Tras la muerte de Furia de Caballo, decidí acudir a Ostia y enterarme de qué pasaba con los piratas. El barco de Habacuc ya no se encontraba allí. Había una sola dotación en el puerto, con su nave, y se preparaba para zarpar. Las cubiertas estaban despejadas en previsión de posible lucha, y los guerreros estaban todos armados y alineados a lo largo de la amurada. Era obvio que temían un ataque, por parte de los guardias de vigilancia de costas, destinado a impedir la partida. El segundo oficial me conocía, y tras algunos gritos desde el muelle de atraque y malos entendidos generales, me permitió subir a bordo.

Me dijo que todos los esfuerzos que dedicaron a llevar al Mulero a Italia y asegurar su éxito fueron, por lo que él podía ver, una completa pérdida de tiempo. No existía ninguna probabilidad de que Cenizas ratificara el tratado de El Mulero con su confederación, y mientras El Mulero continuara en su estado de salud actual, no creía que pudiera ejercerse más presión sobre Cenizas a través de él. Consideraron la posibilidad de someter a bloqueo la costa italiana, pero decidieron, por razones estratégicas, que probablemente no serviría de nada.
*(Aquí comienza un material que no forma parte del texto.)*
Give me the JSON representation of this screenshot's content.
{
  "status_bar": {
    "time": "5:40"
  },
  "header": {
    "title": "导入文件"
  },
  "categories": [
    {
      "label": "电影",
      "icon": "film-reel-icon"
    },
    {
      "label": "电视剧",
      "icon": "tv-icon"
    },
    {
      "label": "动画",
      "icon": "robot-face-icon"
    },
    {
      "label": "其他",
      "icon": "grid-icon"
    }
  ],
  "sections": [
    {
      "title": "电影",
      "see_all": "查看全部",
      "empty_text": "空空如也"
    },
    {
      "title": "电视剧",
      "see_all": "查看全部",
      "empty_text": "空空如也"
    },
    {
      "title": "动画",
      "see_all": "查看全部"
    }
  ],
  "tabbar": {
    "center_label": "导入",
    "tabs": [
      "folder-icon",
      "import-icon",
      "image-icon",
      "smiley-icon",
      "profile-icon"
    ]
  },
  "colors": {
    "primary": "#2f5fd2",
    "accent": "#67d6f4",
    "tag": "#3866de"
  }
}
Las tripulaciones se enfurecieron y saquearon parte de Ostia dos días antes. La marina de guerra no intervino para impedirlo, y aún en ese momento se encontraban todos los marinos confinados en su campamento. Pero no podía descartarse un ataque sorpresa sobre el último barco que quedaba. Habría zarpado con los demás, pero en el último momento se le había abierto una pequeña vía de agua.

En general, se mostraba muy filosófico sobre todo el asunto. Dijo que Estricnina tenía trabajo más que suficiente para ellos en aguas orientales donde, de todas formas, se sentían mucho más felices, y que había sido fantástico mientras duró. Él mismo había pasado un día y una noche en la Urbe, y jamás había estado tan borracho en toda su vida.

Ah, si, él sabía algo respecto a Dolon y el Quimera. Incluso en otra época navegó a bordo de esa nave, algunos años antes, cuando era piloto. ¿Tarento? Sí, recordaba Tarento. ¿Una mujer? ¿Piernas peludas? Ah, nunca la olvidaría. Me contó una anécdota que me envió directamente a ver a Peloplateado. Estaba ardiendo, tanto mi cerebro como mi cuerpo.